A suitable name for the headmistress of the school, Sydnam thought-Claudia. A strong, uncompromising name. She bent one more severe look upon him, a softer look upon her fellow teacher, and left the room without further ado.
He and Anne Jewell were alone together.
And so good-bye had not been good-bye after all, he thought.
He was painfully glad to see her.
And painfully aware of the reason.
She was pregnant with his child.
“You must have thought,” he said, “that I was not coming.”
“Yes,” she said. “I did.”
She was standing to one side of the door, half a room away from him. Three weeks must have seemed an endless time to her, he supposed. She was unmarried and with child-for the second time.
He hated to think that that fact somehow put him on a level with Albert Moore.
“The rain delayed both your letter and my journey to London,” he explained. “I am so sorry, Anne. But you must have known that you could trust me.”
“I thought I could,” she said. “But you did not come.”
“I would never let you down,” he said. “And I would never abandon my own child.”
The thought had hammered in his brain all the way to London and back to Bath. He had fathered a child.

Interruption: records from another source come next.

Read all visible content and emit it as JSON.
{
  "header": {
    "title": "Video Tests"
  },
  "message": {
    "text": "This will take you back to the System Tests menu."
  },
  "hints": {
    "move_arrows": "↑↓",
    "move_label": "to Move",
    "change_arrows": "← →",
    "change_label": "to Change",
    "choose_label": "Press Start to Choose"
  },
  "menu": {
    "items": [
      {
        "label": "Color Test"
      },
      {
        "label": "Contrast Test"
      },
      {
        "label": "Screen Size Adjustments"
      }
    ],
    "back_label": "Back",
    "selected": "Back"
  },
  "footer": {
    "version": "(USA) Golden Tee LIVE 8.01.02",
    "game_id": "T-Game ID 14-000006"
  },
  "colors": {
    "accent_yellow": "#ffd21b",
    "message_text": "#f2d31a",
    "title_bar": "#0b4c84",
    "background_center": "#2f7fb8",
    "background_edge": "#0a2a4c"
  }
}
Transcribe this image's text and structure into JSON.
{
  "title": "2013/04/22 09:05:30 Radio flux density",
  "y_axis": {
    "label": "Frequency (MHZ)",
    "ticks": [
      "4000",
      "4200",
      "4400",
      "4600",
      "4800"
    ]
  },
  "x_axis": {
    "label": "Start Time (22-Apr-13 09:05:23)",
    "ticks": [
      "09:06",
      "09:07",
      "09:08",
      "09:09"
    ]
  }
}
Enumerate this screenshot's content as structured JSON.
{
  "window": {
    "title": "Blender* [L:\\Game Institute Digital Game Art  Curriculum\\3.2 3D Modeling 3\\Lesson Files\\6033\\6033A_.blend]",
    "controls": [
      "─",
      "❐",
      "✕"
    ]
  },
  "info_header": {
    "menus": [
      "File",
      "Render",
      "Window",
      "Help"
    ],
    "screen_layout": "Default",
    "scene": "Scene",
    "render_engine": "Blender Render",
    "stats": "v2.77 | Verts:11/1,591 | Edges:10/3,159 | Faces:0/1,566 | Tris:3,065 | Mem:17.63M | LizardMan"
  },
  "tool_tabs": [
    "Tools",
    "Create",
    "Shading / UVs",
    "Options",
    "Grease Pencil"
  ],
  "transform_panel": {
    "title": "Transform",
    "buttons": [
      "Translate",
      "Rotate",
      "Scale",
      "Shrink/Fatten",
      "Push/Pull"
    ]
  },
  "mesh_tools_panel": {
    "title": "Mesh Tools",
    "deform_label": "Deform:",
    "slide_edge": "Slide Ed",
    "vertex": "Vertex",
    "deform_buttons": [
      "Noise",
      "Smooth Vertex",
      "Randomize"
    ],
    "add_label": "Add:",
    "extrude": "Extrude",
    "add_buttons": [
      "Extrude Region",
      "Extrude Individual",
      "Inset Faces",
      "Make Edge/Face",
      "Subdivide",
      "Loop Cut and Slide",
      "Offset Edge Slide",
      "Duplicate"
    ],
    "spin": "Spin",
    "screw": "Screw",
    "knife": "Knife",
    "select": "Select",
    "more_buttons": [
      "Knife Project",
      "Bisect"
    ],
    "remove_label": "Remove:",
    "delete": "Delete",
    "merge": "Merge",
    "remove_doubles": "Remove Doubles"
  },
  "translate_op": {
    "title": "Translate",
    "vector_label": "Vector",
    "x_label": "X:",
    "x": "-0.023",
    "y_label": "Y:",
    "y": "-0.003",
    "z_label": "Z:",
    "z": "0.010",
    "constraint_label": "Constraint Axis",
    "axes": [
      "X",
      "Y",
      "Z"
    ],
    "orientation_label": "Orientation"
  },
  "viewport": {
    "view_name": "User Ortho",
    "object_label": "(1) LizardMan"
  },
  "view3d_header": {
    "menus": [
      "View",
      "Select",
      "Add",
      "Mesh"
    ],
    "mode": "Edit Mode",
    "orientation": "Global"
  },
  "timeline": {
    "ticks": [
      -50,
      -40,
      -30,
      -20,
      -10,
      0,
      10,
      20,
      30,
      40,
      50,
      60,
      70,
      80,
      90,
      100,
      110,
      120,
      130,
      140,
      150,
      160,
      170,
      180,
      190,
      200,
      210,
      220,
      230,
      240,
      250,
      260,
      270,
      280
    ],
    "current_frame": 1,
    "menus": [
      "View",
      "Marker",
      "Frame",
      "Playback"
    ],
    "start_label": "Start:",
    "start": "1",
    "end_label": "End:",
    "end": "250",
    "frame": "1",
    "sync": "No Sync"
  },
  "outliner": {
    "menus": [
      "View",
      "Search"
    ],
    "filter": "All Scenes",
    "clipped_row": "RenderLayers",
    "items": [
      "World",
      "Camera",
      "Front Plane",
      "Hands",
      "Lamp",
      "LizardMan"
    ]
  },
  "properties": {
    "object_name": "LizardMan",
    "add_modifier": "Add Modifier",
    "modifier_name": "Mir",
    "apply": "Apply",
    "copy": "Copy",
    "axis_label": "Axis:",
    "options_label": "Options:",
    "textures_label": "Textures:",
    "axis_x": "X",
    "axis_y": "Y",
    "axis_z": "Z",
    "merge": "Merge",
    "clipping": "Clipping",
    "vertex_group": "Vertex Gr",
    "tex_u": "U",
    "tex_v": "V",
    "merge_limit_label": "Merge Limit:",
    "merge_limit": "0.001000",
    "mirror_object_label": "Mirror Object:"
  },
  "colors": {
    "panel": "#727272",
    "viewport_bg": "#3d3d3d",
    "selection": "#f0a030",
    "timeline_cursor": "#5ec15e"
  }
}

He was going to be a father.
She sighed and her posture relaxed. He could see that his explanation had convinced her and that she had forgiven him.
“Sydnam,” she said, “I am really sorry-”
“No!” He held up his hand and walked closer to her. “You must never say that, Anne. Nor must I. If you are sorry you had to call on me like this, and if I am sorry that I made it necessary for you to do so, then we must also be sorry for what we did that afternoon at Ty Gwyn. Yet we both agreed at the time that it was what we wanted. And if we are sorry, then we are also sorry that there is to be a child. We say that it is unwanted and that there is something wrong about it. There can only be everything in the world right about any child. And this one is yours and mine and must be welcomed gladly by both of us. Please do not say you are sorry.”
She stared mutely at him for a few moments, and he was reminded of the blueness of her eyes and the smoky quality her long lashes gave them.
“London?” she said then. “You have been to London?”
“To procure a special license,” he explained. “We must marry without delay, Anne. You must have the protection of my name.”
Her teeth sank into her lower lip.
“If you really wish to have the banns called,” he said, “so that our families will have time to gather for our wedding, then I will respect your wishes. But even this three-week delay has made me very uneasy. Only my life stands between you and something unspeakable-despite Miss Martin’s determination to care for you if I will not.”
“I have no family,” she said.
“We will wed tomorrow morning, then,” he told her. “I will make the arrangements.”
He remembered something suddenly as she gazed back at him, even her lips pale. He remembered a very inadequate offer of marriage he had made just after bedding her-just after impregnating her, as it had turned out.